E proprio questo è il dato più allarmante: mentre a Washington ci si balocca con nuovi corsi e “stabilità basata su quattro pilastri” (Israele, Arabia Saudita, Iran e Turchia) a Tehran si ragione come se il primo del Terzo Millennio fosse il secolo della vendetta storica, quella capace di riportare le lancette della Storia ai tempi dello scontro tra impero sassanide (persiano) e impero bizantino, con lo sbocco sul Mediterraneo a suggellare il riscatto di Dario. In mezzo, ormai inghiottiti nel buio del fallimento della politica araba, panarabista e panislamista, ci sono stati-falliti, come la Siria e l’Iraq, che verranno verosimilmente spartiti sulla regola antecedente la nascita degli Stati moderni, quella della pace di Augusta e poi di Vestfalia: “cuius regio eius religio”. Ecco il senso delle enormi deportazioni di popolazione principalmente dalla Siria, l’autorità del principe imporrà la fede dei sudditi. E questo non può che accadere sulla base della trasformazione delle culture e delle religioni in bacini di odio.

Sono giorni di angoscioso sbigottimento per società naturalmente e originariamente complesse, nelle quali l’islam e il cristianesimo avevano costruito il miracolo dell’Ottocento: proprio lì, infatti, nel Grande Levante, la traduzione della Bibbia in arabo, per opera di due missionari e di un dotto dell’Islam sunnita, Yusuf al-Asir, ha fatto dell’arabo non più la lingua del solo Corano, ma anche di tante, tantissime liturgie cristiane. Un evento epocale che suggellava come il corpo levantino fosse un corpo diverso da altri, quello del Golfo o quello maghrebino, votato per propria natura al “vivere insieme”. La devastante guerra civile libanese aveva offerto una formula di pace, gli accordi di Taif, che nessuno si è premurato di andare a sfogliare, la sola che poteva e potrebbe ridare dignità statuale ad entità fallite, fornendo garanzie a tutte le comunità e diritti a tutti gli individui. Non sta andando così. E viene naturale domandarsi, in un contesto del genere, quale spazio possano trovare i cristiani nel domani che si prefigura.

Partecipi in modo esponenziale della grande speranza dell’Ottocento, del Risorgimento arabo, i cristiani condividono per la loro quota una parte di colpa per la bancarotta politica araba.

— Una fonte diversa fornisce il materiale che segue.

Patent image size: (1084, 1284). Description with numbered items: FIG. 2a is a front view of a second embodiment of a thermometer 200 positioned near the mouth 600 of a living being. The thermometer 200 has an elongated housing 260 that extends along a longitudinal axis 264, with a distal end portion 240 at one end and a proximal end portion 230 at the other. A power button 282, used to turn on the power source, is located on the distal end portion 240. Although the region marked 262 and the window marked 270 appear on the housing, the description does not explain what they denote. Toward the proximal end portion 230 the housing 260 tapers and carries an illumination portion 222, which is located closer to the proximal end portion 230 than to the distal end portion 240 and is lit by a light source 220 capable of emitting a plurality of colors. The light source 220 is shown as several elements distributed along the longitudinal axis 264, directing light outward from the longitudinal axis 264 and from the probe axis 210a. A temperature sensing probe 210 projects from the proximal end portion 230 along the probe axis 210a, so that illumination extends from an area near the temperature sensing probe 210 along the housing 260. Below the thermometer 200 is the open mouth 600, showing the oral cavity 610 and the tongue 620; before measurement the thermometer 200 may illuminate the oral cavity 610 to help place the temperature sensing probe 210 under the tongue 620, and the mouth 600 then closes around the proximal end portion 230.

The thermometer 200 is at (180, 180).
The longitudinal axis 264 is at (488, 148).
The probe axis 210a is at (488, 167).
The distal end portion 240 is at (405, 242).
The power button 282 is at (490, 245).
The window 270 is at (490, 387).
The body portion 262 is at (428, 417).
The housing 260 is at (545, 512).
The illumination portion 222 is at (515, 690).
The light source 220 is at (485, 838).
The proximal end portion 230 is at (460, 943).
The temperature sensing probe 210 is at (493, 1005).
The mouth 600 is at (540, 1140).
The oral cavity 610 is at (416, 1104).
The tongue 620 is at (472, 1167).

Lo ha detto con parole stupende e toccanti il vescovo di Kirkuk, che ha cura dei profughi scacciati dalle loro terre dagli aguzzini dell’ISIS: “il nostro nemico non è solo davanti a noi, ma anche dentro di noi, sotto forma di paure e ideologie che ci bloccano.”

Ma il disastro del Grande Levante è ancora di più: se lo stato come casa comune è stato un successo che ha retto tre secoli in Europa, ora anche in Europa la paura sta mettendo gli stati in crisi, in una prospettiva localista ed etnicista che assicura agli arabi di poter contare solo su stessi per poter sperare in un futuro migliore.